Au fil du temps, l’école devient de plus en plus inégalitaire. Les acquis en lecture des élèves de CM2 analysés sur vingt ans montrent que le score des enfants d’ouvriers a été divisé par deux entre 1997 et 2007. Alors que celui des fils de cadres a légèrement progressé.

Dans les 254 collèges ambition-réussite (soit les plus difficiles), remplis aux trois quarts par des enfants d’ouvriers ou d’inactifs, un quart n’y maîtrise pas les compétences de base en français à l’arrivée et un sur deux à la sortie, selon les données de la dernière livraison de l’état de l’école.

A propos du dernier livre de Dubet, dans le Monde

Que s'est il passé à l'école, en si peu de temps ? Je pensais jusqu'ici qui si le niveau moyen des programmes n'avait cessé de baisser, suivant la démocratisation (hum) de l'enseignement, on pouvait au moins espérer que le niveau moyen d'une classe d'âge augmentait. Même pas. On le sait bien, l'école a changé. Sur le modèle des casernes, elle pouvait extraire quelques gamins méritants, élevés à coup de trique, pendant que la majorité retournait aux champs, mais avec un bon niveau de français. Aujourd'hui, c'est une autre affaire.

J'ai du mal à accuser la méthode globale, le "pédagogisme", le fait d'avoir mis l'élève au centre, etc. J'y vois plutôt le produit d'un désinvestissement des questions éducatives - un choix rationnel, pour ceux qui n'ont pas grand chose à y gagner - et des questions de langage.

Qui sont ces enfants d'ouvriers dont parle Dubet ? Des enfants d'un prolétariat privé de l'aufklärung marxiste, coupés de tout projet d'éducation populaire, pâtissant probablement à l'école de vagues origines étrangères.
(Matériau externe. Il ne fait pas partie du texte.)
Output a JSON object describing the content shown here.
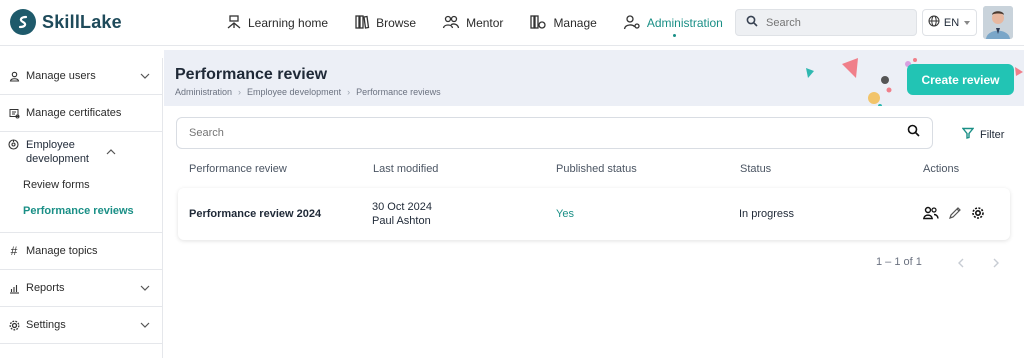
{
  "app": {
    "name": "SkillLake"
  },
  "nav": {
    "items": [
      {
        "label": "Learning home",
        "icon": "learning-home-icon"
      },
      {
        "label": "Browse",
        "icon": "books-icon"
      },
      {
        "label": "Mentor",
        "icon": "people-icon"
      },
      {
        "label": "Manage",
        "icon": "manage-icon"
      },
      {
        "label": "Administration",
        "icon": "admin-icon",
        "active": true
      }
    ],
    "search_placeholder": "Search",
    "language": "EN"
  },
  "sidebar": {
    "items": [
      {
        "label": "Manage users",
        "icon": "user-icon",
        "expandable": true
      },
      {
        "label": "Manage certificates",
        "icon": "certificate-icon",
        "expandable": false
      }
    ],
    "group": {
      "label": "Employee development",
      "icon": "development-icon",
      "children": [
        {
          "label": "Review forms",
          "active": false
        },
        {
          "label": "Performance reviews",
          "active": true
        }
      ]
    },
    "items_after": [
      {
        "label": "Manage topics",
        "icon": "hash-icon",
        "expandable": false
      },
      {
        "label": "Reports",
        "icon": "reports-icon",
        "expandable": true
      },
      {
        "label": "Settings",
        "icon": "gear-icon",
        "expandable": true
      }
    ]
  },
  "page": {
    "title": "Performance review",
    "breadcrumb": [
      "Administration",
      "Employee development",
      "Performance reviews"
    ],
    "create_label": "Create review",
    "search_placeholder": "Search",
    "filter_label": "Filter"
  },
  "table": {
    "columns": [
      "Performance review",
      "Last modified",
      "Published status",
      "Status",
      "Actions"
    ],
    "rows": [
      {
        "name": "Performance review 2024",
        "modified_date": "30 Oct 2024",
        "modified_by": "Paul Ashton",
        "published": "Yes",
        "status": "In progress"
      }
    ],
    "pagination": "1 – 1 of 1"
  },
  "colors": {
    "accent": "#1a8f86",
    "button": "#22c4b4",
    "banner": "#eceff6"
  }
}
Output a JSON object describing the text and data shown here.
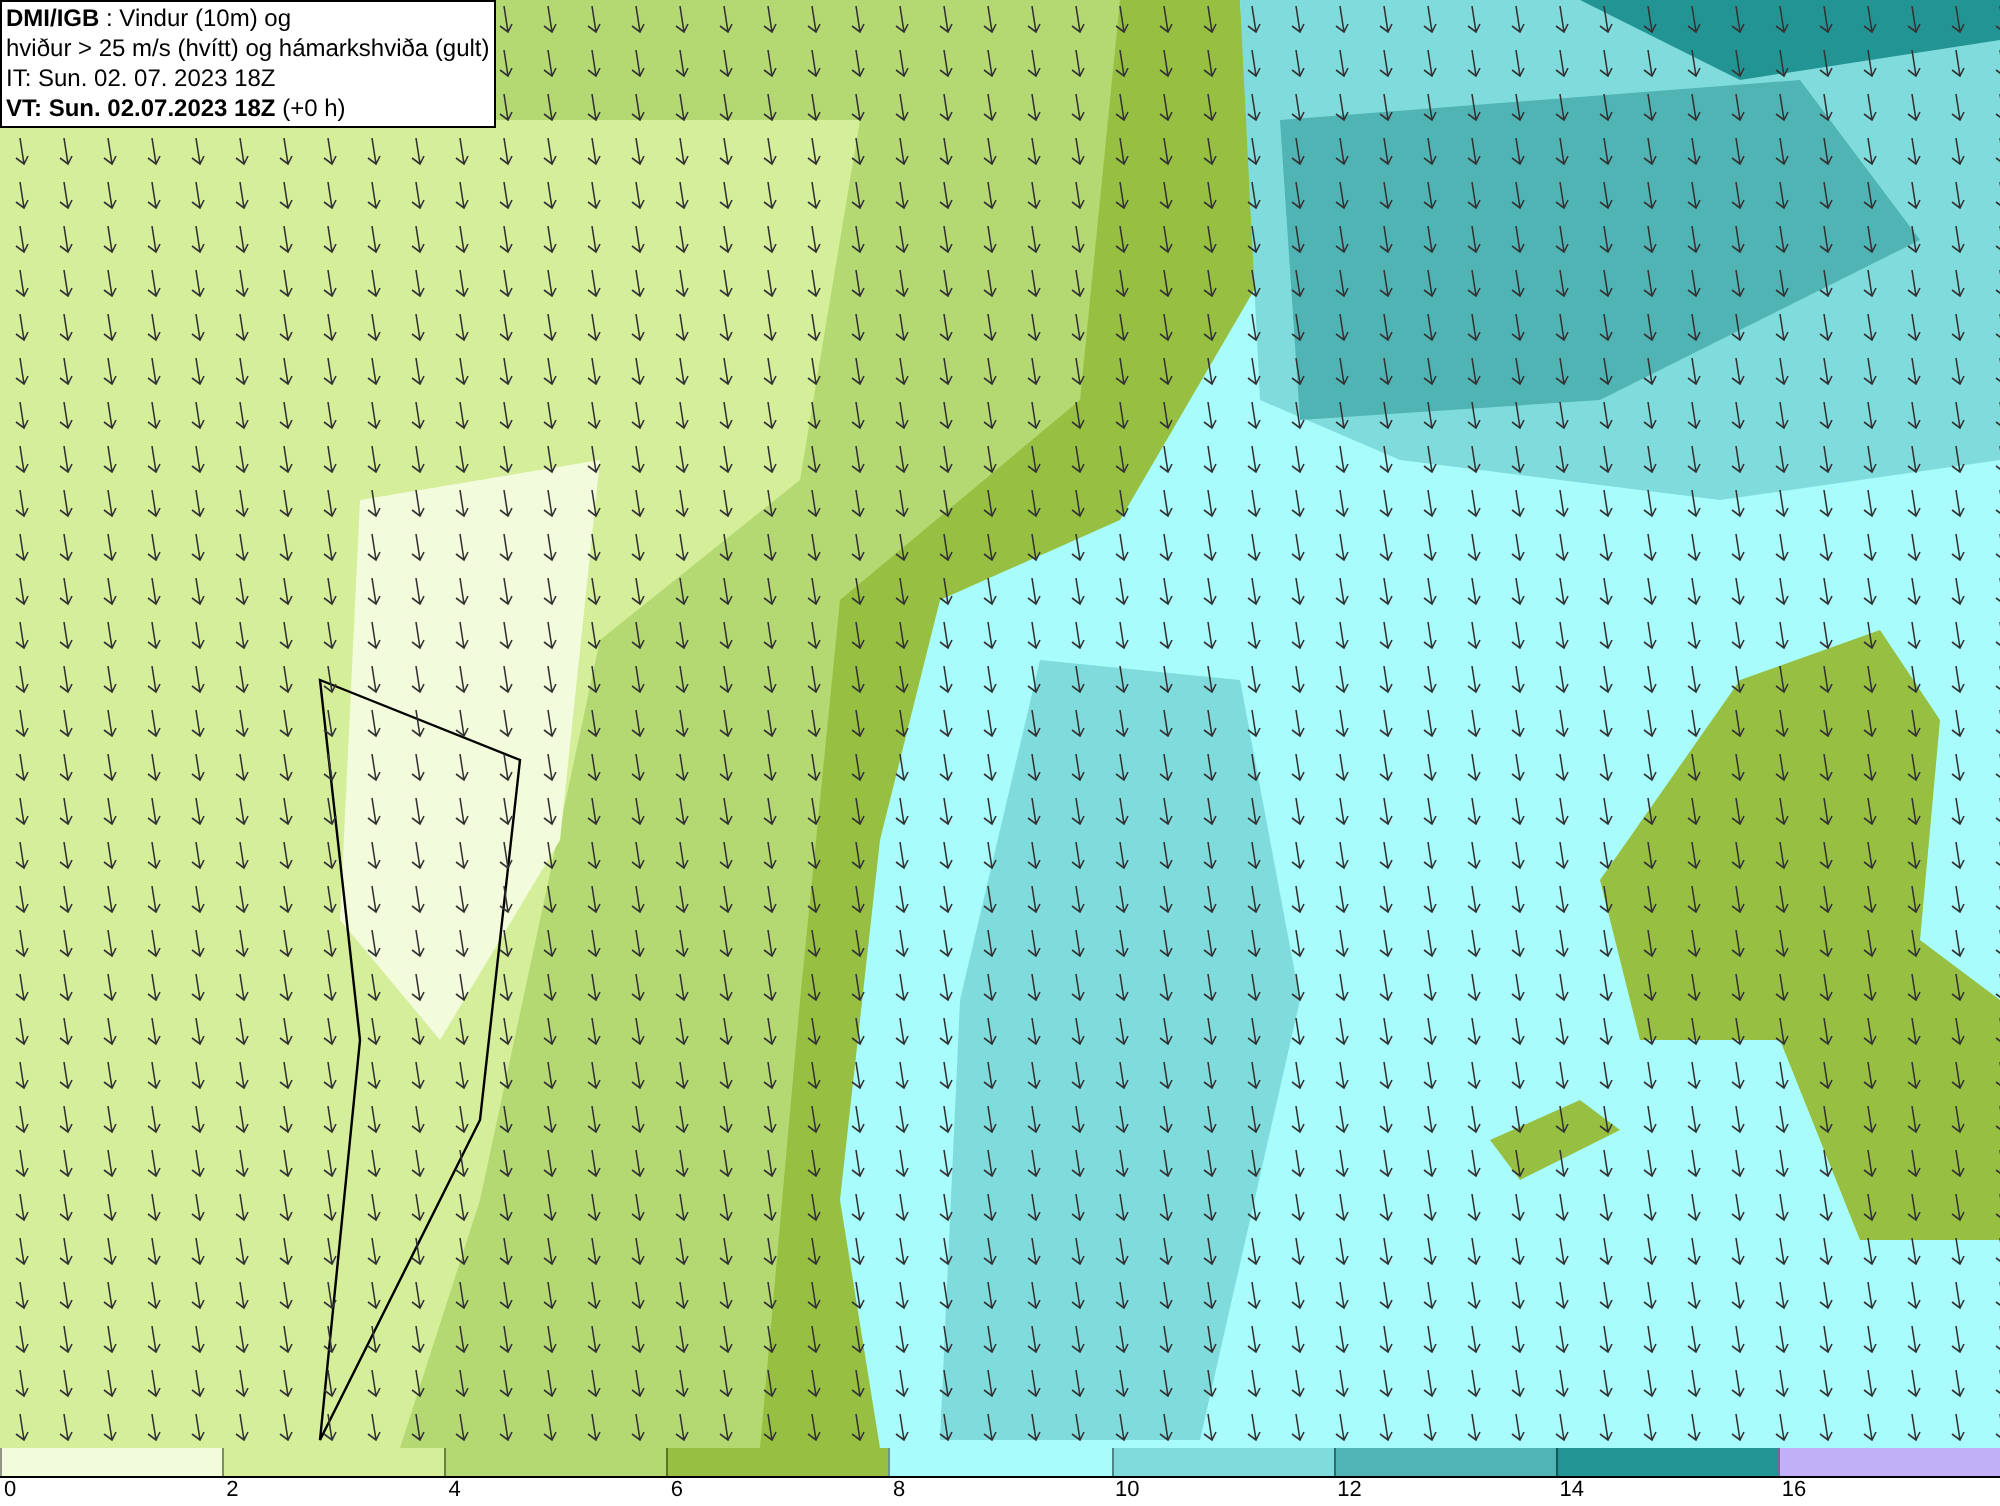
{
  "title_box": {
    "lines": [
      "**DMI/IGB** : Vindur (10m) og",
      "hviður > 25 m/s (hvítt) og hámarkshviða (gult)",
      "IT: Sun. 02. 07. 2023 18Z",
      "**VT: Sun. 02.07.2023 18Z** (+0 h)"
    ]
  },
  "legend": {
    "bins": [
      {
        "color": "#f2fbdc"
      },
      {
        "color": "#d4ee9a"
      },
      {
        "color": "#b5d972"
      },
      {
        "color": "#97c042"
      },
      {
        "color": "#a8fcfc"
      },
      {
        "color": "#80dcdc"
      },
      {
        "color": "#50b4b4"
      },
      {
        "color": "#229494"
      },
      {
        "color": "#c0b0f8"
      }
    ],
    "ticks": [
      "0",
      "2",
      "4",
      "6",
      "8",
      "10",
      "12",
      "14",
      "16"
    ]
  }
}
Des mômes lâchés devant TF1 ou W9, et qui investissent leur intelligence ailleurs, dans une culture de la survie, du détournement et de la réaction rapide. Vifs, mais vites lassés, pas tant incultes que totalement décomplexés par rapport à leur absence de culture : pour quoi faire ?

Quant à la langue : l'écrit n'est plus au centre de notre vie, sauf sur internet - et plus pour longtemps. Je suis désolé de passer pour un vieux con, mais traverser un TGV entier et voir les trois quart du train vautré devant un divX me fout les boules. Le temps du voyage comme retour sur soi, l'évasion avec un bon roman, que dalle - plutôt le moment où l'on peut, enfin tranquille, rattraper la télé du soir. Quel besoin de parler français correctement, alors ? Pour écrire des critiques pathétiques sur Allociné ? La belle affaire.

Curieusement, la gravité du problème n'en fait pas pour autant un véritable sujet politique. Le ministère sabre les programmes et essaye de supprimer le plus de profs possibles chaque année, économie oblige, mais sans aucune remise en cause autre que la mantra des "apprentissages fondamentaux" - avec moins d'heures de cours. Le seul truc qui intéresse le pouvoir, au fond, c'est de préparer les enfants au travail, et il se satisfait sans l'avouer de voir se constituer une armée de réserve de "non méritants" qui n'aura pas d'excuse pour refuser des jobs de merde. En face, le corps enseignant, livré à lui même, prisonnier d'un syndicalisme passablement conservateur, réclame des moyens (certes), et hésite entre pédagogisme ou retour au bon vieux temps. Enfin les parents en sont réduits à compter sur eux, pour ceux qui savent comment faire, ou à baisser les bras.